3D reconstruction of interactions between people and scenes from videos or images usually generates visually plausible but physically unstable results. This gap between perception and simulation prevents its use in physics engines and embodied AI applications. We present HSImul3R, a unified framework that closes this gap through bidirectional optimization with active supervision from the physical simulator, producing simulation-ready reconstructions transferable to real humanoid robots. 🚀
Bidirectional Optimization with Physical Simulator Supervision ⚙️
HSImul3R integrates the physical simulator as an active supervisor in a two-way pipeline.
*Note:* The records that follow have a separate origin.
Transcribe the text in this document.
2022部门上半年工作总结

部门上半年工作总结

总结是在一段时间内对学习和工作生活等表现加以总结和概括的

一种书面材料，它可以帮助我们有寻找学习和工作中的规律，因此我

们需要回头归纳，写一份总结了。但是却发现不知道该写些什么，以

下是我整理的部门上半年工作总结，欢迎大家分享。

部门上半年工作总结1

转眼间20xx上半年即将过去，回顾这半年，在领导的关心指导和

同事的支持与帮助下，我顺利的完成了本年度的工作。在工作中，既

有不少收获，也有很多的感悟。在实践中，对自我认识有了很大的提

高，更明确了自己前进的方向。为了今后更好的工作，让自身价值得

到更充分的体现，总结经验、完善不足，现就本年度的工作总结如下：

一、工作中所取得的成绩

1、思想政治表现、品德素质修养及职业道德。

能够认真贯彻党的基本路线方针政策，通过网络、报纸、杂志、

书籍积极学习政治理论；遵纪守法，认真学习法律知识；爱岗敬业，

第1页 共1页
In the forward direction, a scene-directed Reinforcement Learning optimizes human dynamics under dual supervision: fidelity to the captured motion and stability of contacts with objects. In the inverse direction, Simulation Reward Direct Optimization uses simulator feedback on gravitational stability and interaction success to refine the scene geometry. This joint cycle ensures that both the human avatar and objects comply with physical laws.
A Crucial Advance for Robotics and the Metaverse 🤖
This work goes beyond mere visualization, endowing digital humanoids with an essential physical foundation. By producing stable and simulable reconstructions, it enables training AI agents in realistic environments and transferring behaviors directly to physical robots. It is a key step for developing metaverse avatars that interact with physical coherence and for accelerating humanoid robot learning in complex real-world tasks.
How to ensure physical stability and biomechanical coherence in the 3D reconstruction of digital humanoids from video, avoiding artifacts like sinking into the floor or penetrations between bodies and objects?
(P.S.: Digital humanoids have the advantage that they never complain about the rigging.)